After all, if you or I throw a party and invite 60,000 of our rowdiest mates, we’d expect to chip in for security—maybe hire Barry from down the pub in a hi-vis. But when football does it, apparently we all pay, even if we’ve spent the entire season ignoring the Premier League in favour of paint drying or League Two.
Sir Mark reckons the clubs—those plucky grassroots outfits scraping by on £500k-a-week strikers and half a billion in TV rights—should stop relying on local bobbies to mop up their mess and start footing the bill themselves. Shock, horror.
Of course, this caused a fainting fit across football boardrooms. “Won’t someone think of the shareholders?” they cried, in between checking the crypto markets and inflating the price of a lukewarm pie to twelve quid.

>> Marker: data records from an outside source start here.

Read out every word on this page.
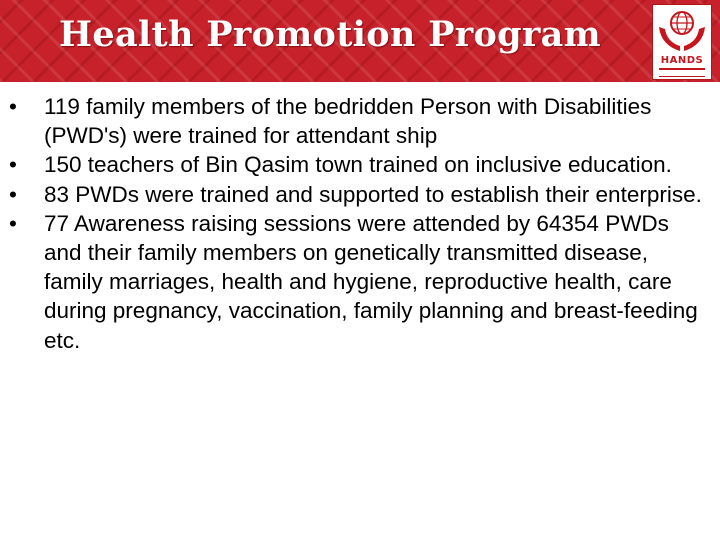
Health Promotion Program
HANDS
• 119 family members of the bedridden Person with Disabilities (PWD's) were trained for attendant ship
• 150 teachers of Bin Qasim town trained on inclusive education.
• 83 PWDs were trained and supported to establish their enterprise.
• 77 Awareness raising sessions were attended by 64354 PWDs and their family members on genetically transmitted disease, family marriages, health and hygiene, reproductive health, care during pregnancy, vaccination, family planning and breast-feeding etc.
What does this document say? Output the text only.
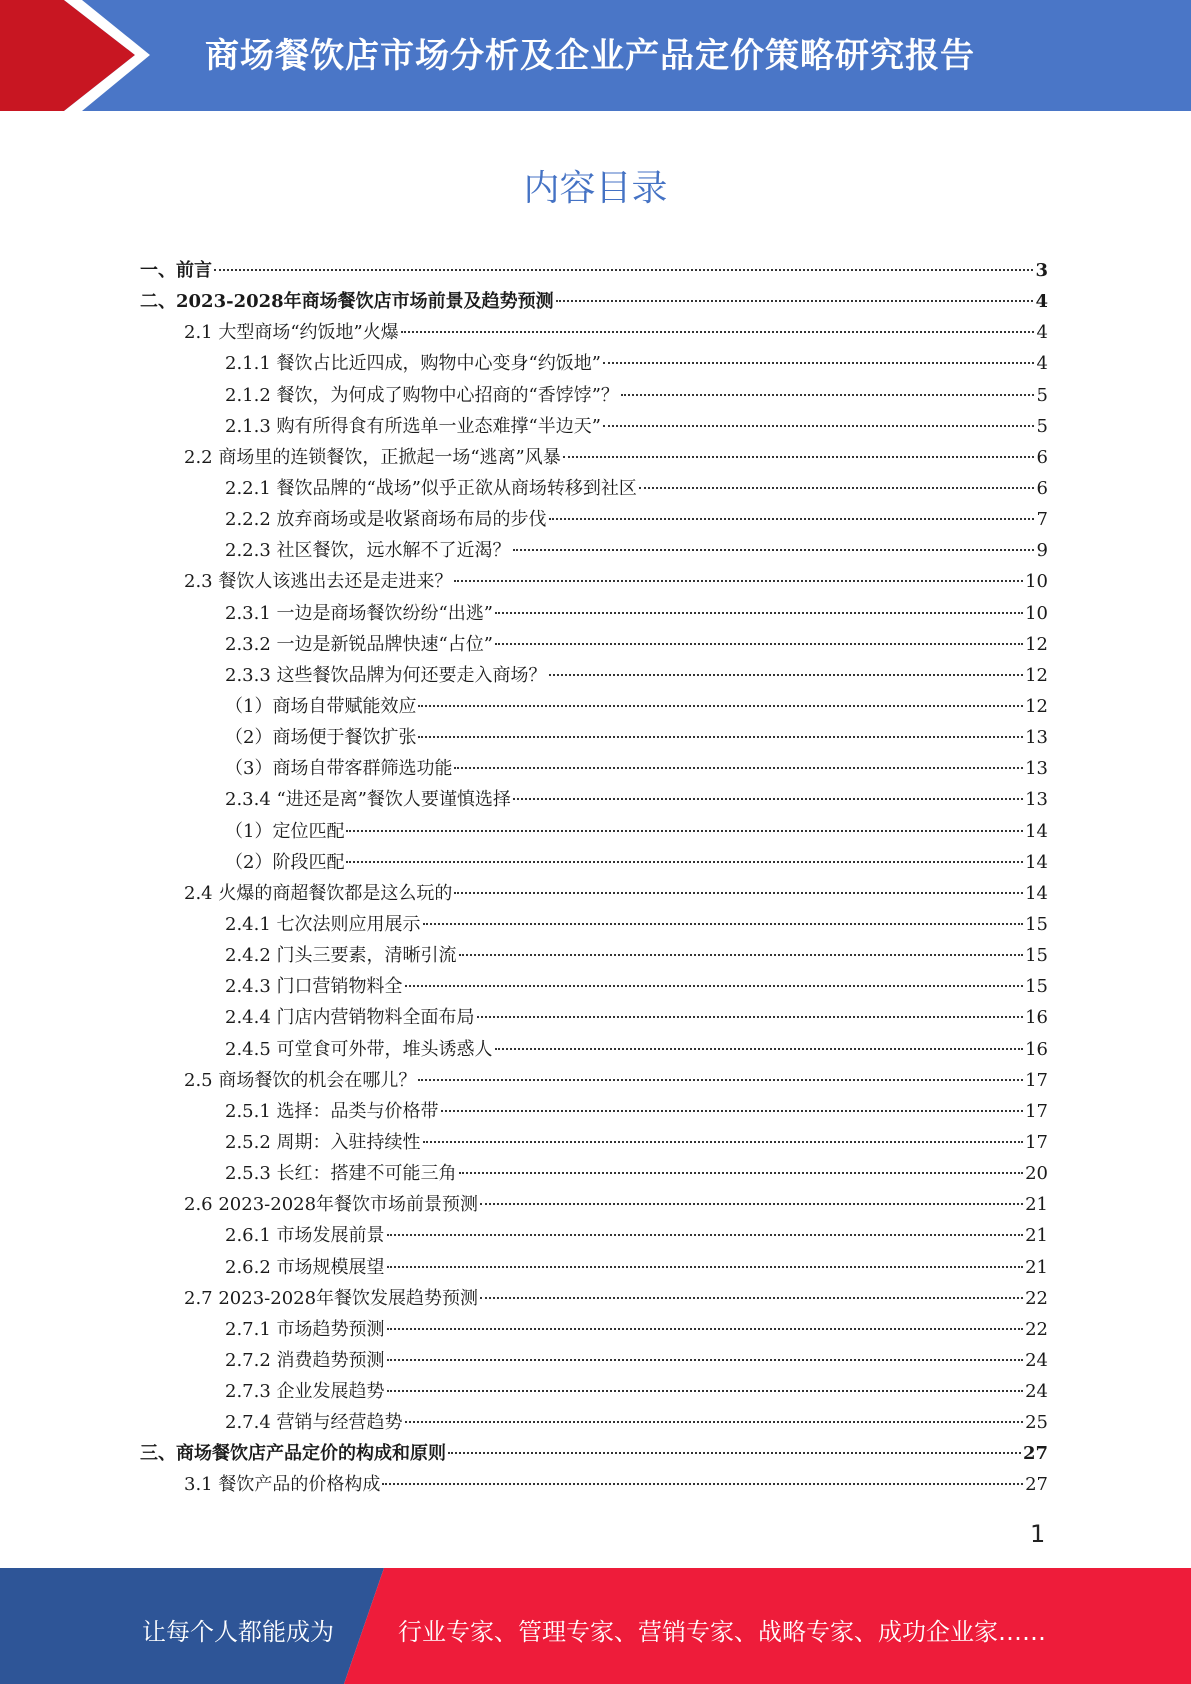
商场餐饮店市场分析及企业产品定价策略研究报告
内容目录
一、前言	3
二、2023-2028年商场餐饮店市场前景及趋势预测	4
2.1 大型商场“约饭地”火爆	4
2.1.1 餐饮占比近四成，购物中心变身“约饭地”	4
2.1.2 餐饮，为何成了购物中心招商的“香饽饽”？	5
2.1.3 购有所得食有所选单一业态难撑“半边天”	5
2.2 商场里的连锁餐饮，正掀起一场“逃离”风暴	6
2.2.1 餐饮品牌的“战场”似乎正欲从商场转移到社区	6
2.2.2 放弃商场或是收紧商场布局的步伐	7
2.2.3 社区餐饮，远水解不了近渴？	9
2.3 餐饮人该逃出去还是走进来？	10
2.3.1 一边是商场餐饮纷纷“出逃”	10
2.3.2 一边是新锐品牌快速“占位”	12
2.3.3 这些餐饮品牌为何还要走入商场？	12
（1）商场自带赋能效应	12
（2）商场便于餐饮扩张	13
（3）商场自带客群筛选功能	13
2.3.4 “进还是离”餐饮人要谨慎选择	13
（1）定位匹配	14
（2）阶段匹配	14
2.4 火爆的商超餐饮都是这么玩的	14
2.4.1 七次法则应用展示	15
2.4.2 门头三要素，清晰引流	15
2.4.3 门口营销物料全	15
2.4.4 门店内营销物料全面布局	16
2.4.5 可堂食可外带，堆头诱惑人	16
2.5 商场餐饮的机会在哪儿？	17
2.5.1 选择：品类与价格带	17
2.5.2 周期：入驻持续性	17
2.5.3 长红：搭建不可能三角	20
2.6 2023-2028年餐饮市场前景预测	21
2.6.1 市场发展前景	21
2.6.2 市场规模展望	21
2.7 2023-2028年餐饮发展趋势预测	22
2.7.1 市场趋势预测	22
2.7.2 消费趋势预测	24
2.7.3 企业发展趋势	24
2.7.4 营销与经营趋势	25
三、商场餐饮店产品定价的构成和原则	27
3.1 餐饮产品的价格构成	27
1
让每个人都能成为	行业专家、管理专家、营销专家、战略专家、成功企业家……
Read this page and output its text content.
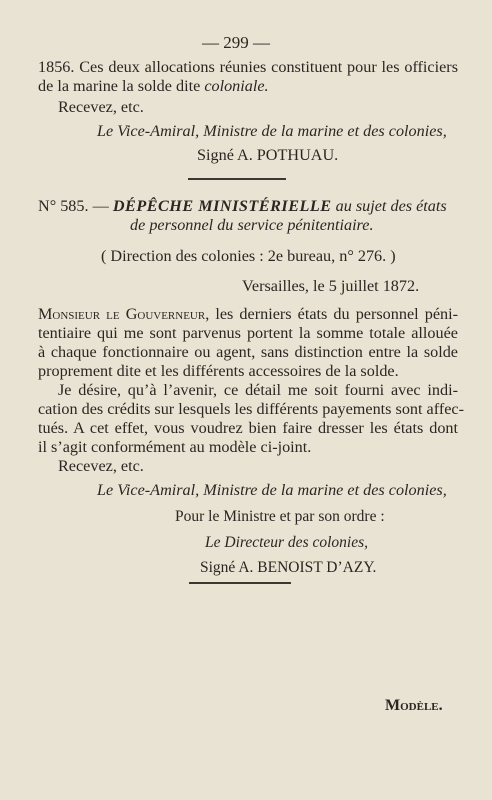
— 299 —
1856. Ces deux allocations réunies constituent pour les officiers
de la marine la solde dite coloniale.
Recevez, etc.
Le Vice-Amiral, Ministre de la marine et des colonies,
Signé A. POTHUAU.
N° 585. — DÉPÊCHE MINISTÉRIELLE au sujet des états
de personnel du service pénitentiaire.
( Direction des colonies : 2e bureau, n° 276. )
Versailles, le 5 juillet 1872.
Monsieur le Gouverneur, les derniers états du personnel péni-
tentiaire qui me sont parvenus portent la somme totale allouée
à chaque fonctionnaire ou agent, sans distinction entre la solde
proprement dite et les différents accessoires de la solde.
Je désire, qu’à l’avenir, ce détail me soit fourni avec indi-
cation des crédits sur lesquels les différents payements sont affec-
tués. A cet effet, vous voudrez bien faire dresser les états dont
il s’agit conformément au modèle ci-joint.
Recevez, etc.
Le Vice-Amiral, Ministre de la marine et des colonies,
Pour le Ministre et par son ordre :
Le Directeur des colonies,
Signé A. BENOIST D’AZY.
Modèle.
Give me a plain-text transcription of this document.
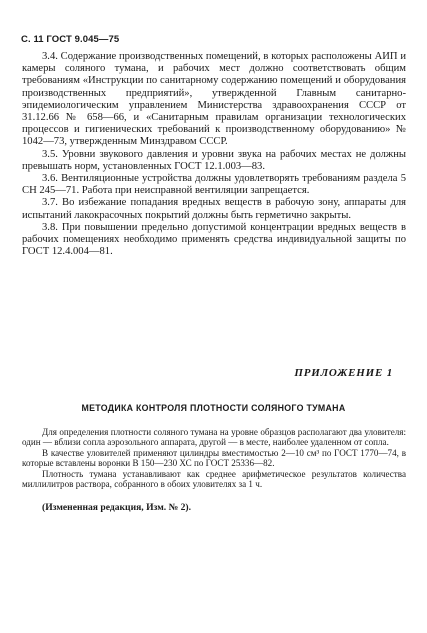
С. 11 ГОСТ 9.045—75

3.4. Содержание производственных помещений, в которых расположены АИП и камеры соляного тумана, и рабочих мест должно соответствовать общим требованиям «Инструкции по санитарному содержанию помещений и оборудования производственных предприятий», утвержденной Главным санитарно-эпидемиологическим управлением Министерства здравоохранения СССР от 31.12.66 № 658—66, и «Санитарным правилам организации технологических процессов и гигиенических требований к производственному оборудованию» № 1042—73, утвержденным Минздравом СССР.

3.5. Уровни звукового давления и уровни звука на рабочих местах не должны превышать норм, установленных ГОСТ 12.1.003—83.

3.6. Вентиляционные устройства должны удовлетворять требованиям раздела 5 СН 245—71. Работа при неисправной вентиляции запрещается.

3.7. Во избежание попадания вредных веществ в рабочую зону, аппараты для испытаний лакокрасочных покрытий должны быть герметично закрыты.

3.8. При повышении предельно допустимой концентрации вредных веществ в рабочих помещениях необходимо применять средства индивидуальной защиты по ГОСТ 12.4.004—81.

ПРИЛОЖЕНИЕ 1
МЕТОДИКА КОНТРОЛЯ ПЛОТНОСТИ СОЛЯНОГО ТУМАНА

Для определения плотности соляного тумана на уровне образцов располагают два уловителя: один — вблизи сопла аэрозольного аппарата, другой — в месте, наиболее удаленном от сопла.

В качестве уловителей применяют цилиндры вместимостью 2—10 см³ по ГОСТ 1770—74, в которые вставлены воронки В 150—230 ХС по ГОСТ 25336—82.

Плотность тумана устанавливают как среднее арифметическое результатов количества миллилитров раствора, собранного в обоих уловителях за 1 ч.

(Измененная редакция, Изм. № 2).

The usual pearl-clutchers insist it’ll ruin the sport. Smaller clubs might suffer. Ticket prices might go up. Though frankly, if you’ve already remortgaged your house for a seat at Anfield, what’s another tenner?
Meanwhile, Sir Mark’s broader plan involves hacking 43 police forces down to 12 or so, like he’s trying to streamline Britain into one massive episode of Line of Duty. It’s a bold strategy, Cotton. Will it help? Unclear. But at least he’s trying something, which is more than can be said for most of the defending at West Ham lately.
So, should football clubs pay for their own policing? Probably. Will they? Not without a 12-page legal briefing, three sponsorship deals, and a charity livestream. Until then, enjoy your Saturday fixtures—with riot vans provided, as ever, by the taxpayer.